James Delingpole reminds us that Private Eye is not the magazine it once was ... certainly when it comes to Mann-made global warming.
But then I've never rated Hizzer. But what do you do with an editor who takes your copy without comment for years, and then the one and only time you ever hear from him is in a letter telling you that you've been doing a great job, that the readers really enjoy your column – and by the way he's halving your pay, publishing the column monthly instead of fortnightly, and changing the format, with only two-thirds of the length?
All that came without warning and without even the pretence of consultation – take it or leave it. I told him to stuff his job.

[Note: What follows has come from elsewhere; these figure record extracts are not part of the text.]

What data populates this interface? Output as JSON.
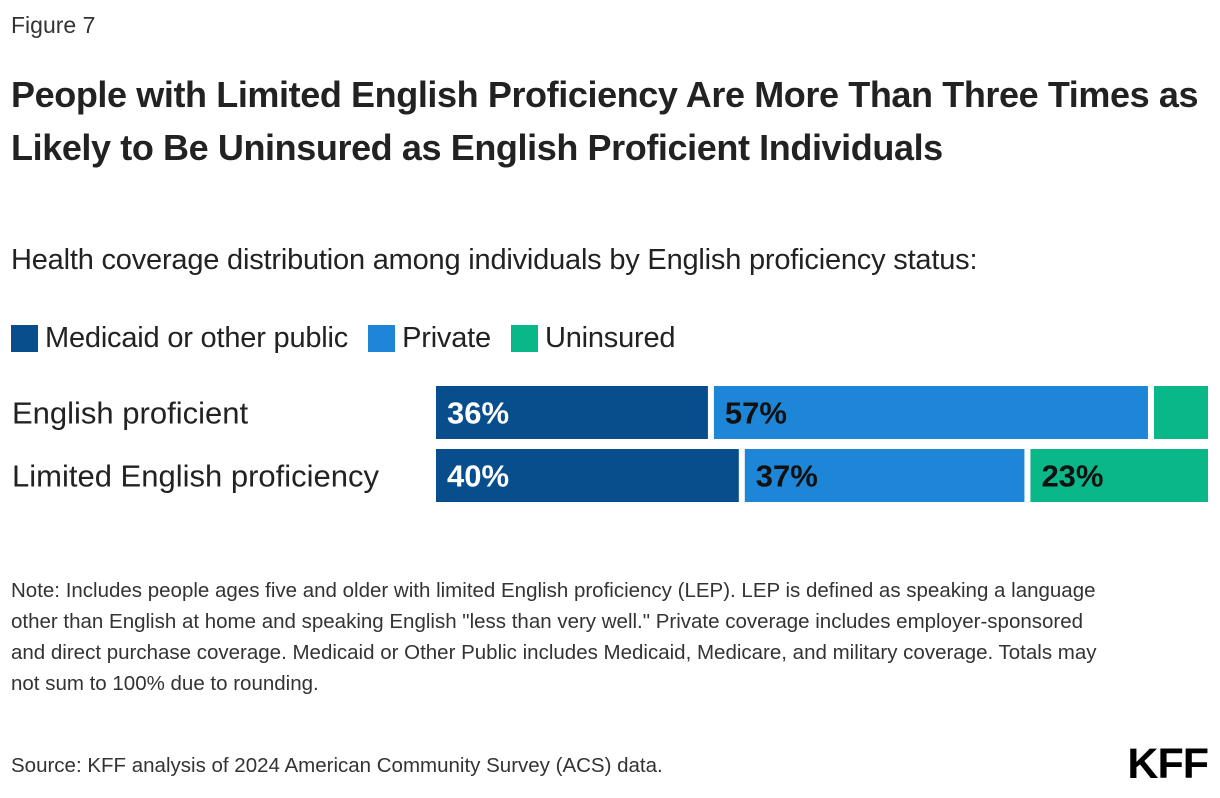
{
  "figure_label": "Figure 7",
  "title": "People with Limited English Proficiency Are More Than Three Times as Likely to Be Uninsured as English Proficient Individuals",
  "subtitle": "Health coverage distribution among individuals by English proficiency status:",
  "colors": {
    "medicaid": "#084d8c",
    "private": "#1d86d6",
    "uninsured": "#0ab788",
    "label_light": "#ffffff",
    "label_dark": "#111111"
  },
  "legend": [
    {
      "label": "Medicaid or other public",
      "color": "#084d8c"
    },
    {
      "label": "Private",
      "color": "#1d86d6"
    },
    {
      "label": "Uninsured",
      "color": "#0ab788"
    }
  ],
  "chart_data": {
    "type": "bar",
    "orientation": "horizontal",
    "stacked": true,
    "categories": [
      "English proficient",
      "Limited English proficiency"
    ],
    "series": [
      {
        "name": "Medicaid or other public",
        "values": [
          36,
          40
        ],
        "labels": [
          "36%",
          "40%"
        ]
      },
      {
        "name": "Private",
        "values": [
          57,
          37
        ],
        "labels": [
          "57%",
          "37%"
        ]
      },
      {
        "name": "Uninsured",
        "values": [
          7,
          23
        ],
        "labels": [
          "",
          "23%"
        ]
      }
    ],
    "xlim": [
      0,
      100
    ],
    "grid": false,
    "legend_position": "top-left"
  },
  "notes": "Note: Includes people ages five and older with limited English proficiency (LEP). LEP is defined as speaking a language other than English at home and speaking English \"less than very well.\" Private coverage includes employer-sponsored and direct purchase coverage. Medicaid or Other Public includes Medicaid, Medicare, and military coverage. Totals may not sum to 100% due to rounding.",
  "source": "Source: KFF analysis of 2024 American Community Survey (ACS) data.",
  "logo": "KFF"
}
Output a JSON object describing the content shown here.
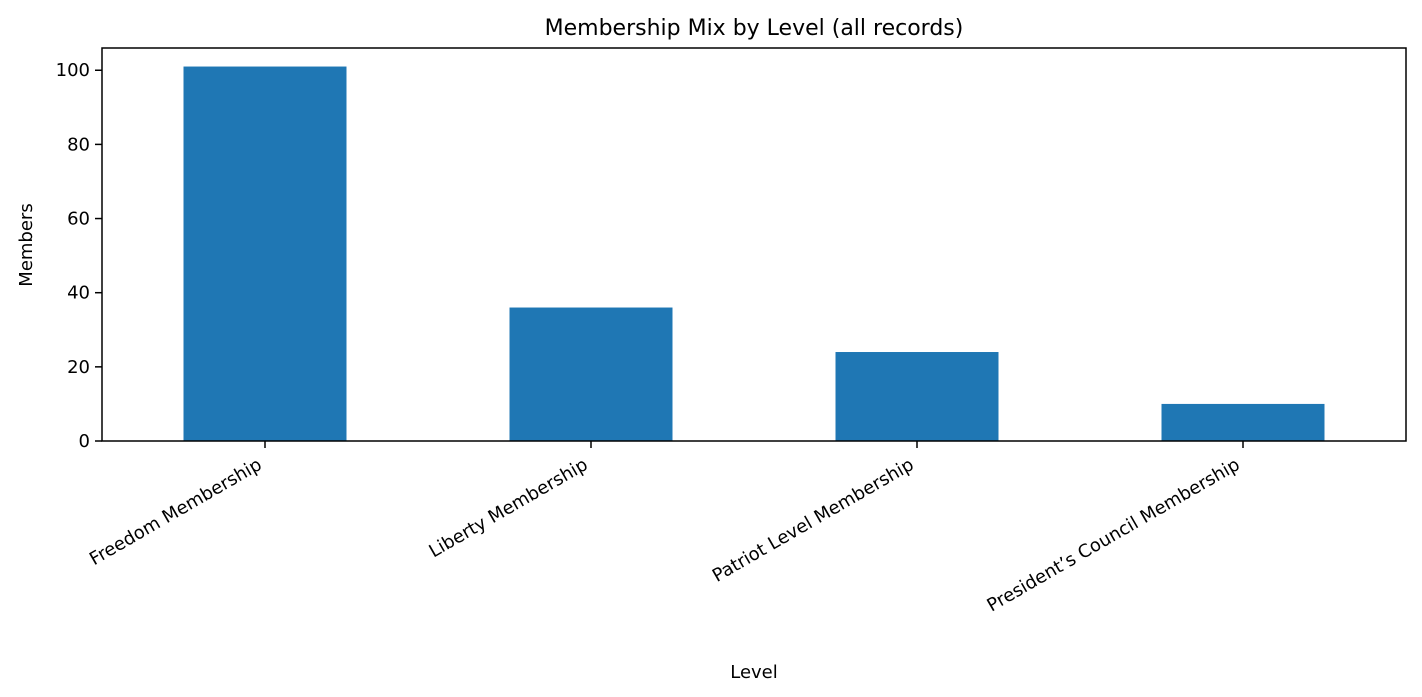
{
  "chart_data": {
    "type": "bar",
    "title": "Membership Mix by Level (all records)",
    "xlabel": "Level",
    "ylabel": "Members",
    "categories": [
      "Freedom Membership",
      "Liberty Membership",
      "Patriot Level Membership",
      "President’s Council Membership"
    ],
    "values": [
      101,
      36,
      24,
      10
    ],
    "ylim": [
      0,
      106
    ],
    "yticks": [
      0,
      20,
      40,
      60,
      80,
      100
    ],
    "bar_color": "#1f77b4",
    "grid": false,
    "legend": "none"
  }
}
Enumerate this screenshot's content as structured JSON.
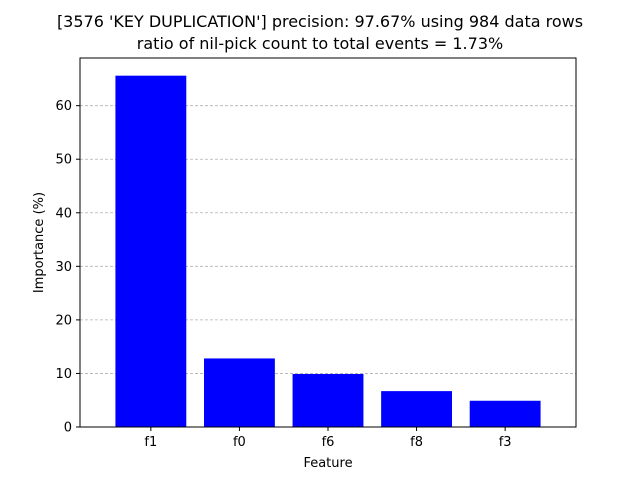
{
  "chart_data": {
    "type": "bar",
    "title_line1": "[3576 'KEY DUPLICATION'] precision: 97.67% using 984 data rows",
    "title_line2": "ratio of nil-pick count to total events = 1.73%",
    "xlabel": "Feature",
    "ylabel": "Importance (%)",
    "categories": [
      "f1",
      "f0",
      "f6",
      "f8",
      "f3"
    ],
    "values": [
      65.6,
      12.8,
      9.9,
      6.7,
      4.9
    ],
    "ylim": [
      0,
      68.9
    ],
    "yticks": [
      0,
      10,
      20,
      30,
      40,
      50,
      60
    ],
    "grid": "y-dashed",
    "bar_color": "#0000ff"
  }
}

Delingpole reminds us of Christopher Booker's conversation with the "great man", when he remarked to Hislop how flimsy seemed much of the evidence behind the global warming scare. For his pains, he got a almighty put-down to the effect that George Monbiot of the Guardian knew a great deal more about the subject than he did and that he should think twice before daring to challenge such an expert authority.
Booker, let it not be forgotten, was the first editor of this once-great satirical organ – whose purpose, he always told contributors in the early days, was "to challenge all orthodoxies."
Over the decades, says Delingpole, Private Eye has more than lived up to this precept with its frank, fearless (and legally costly) willingness always to speak truth to power. But apparently not on this occasion.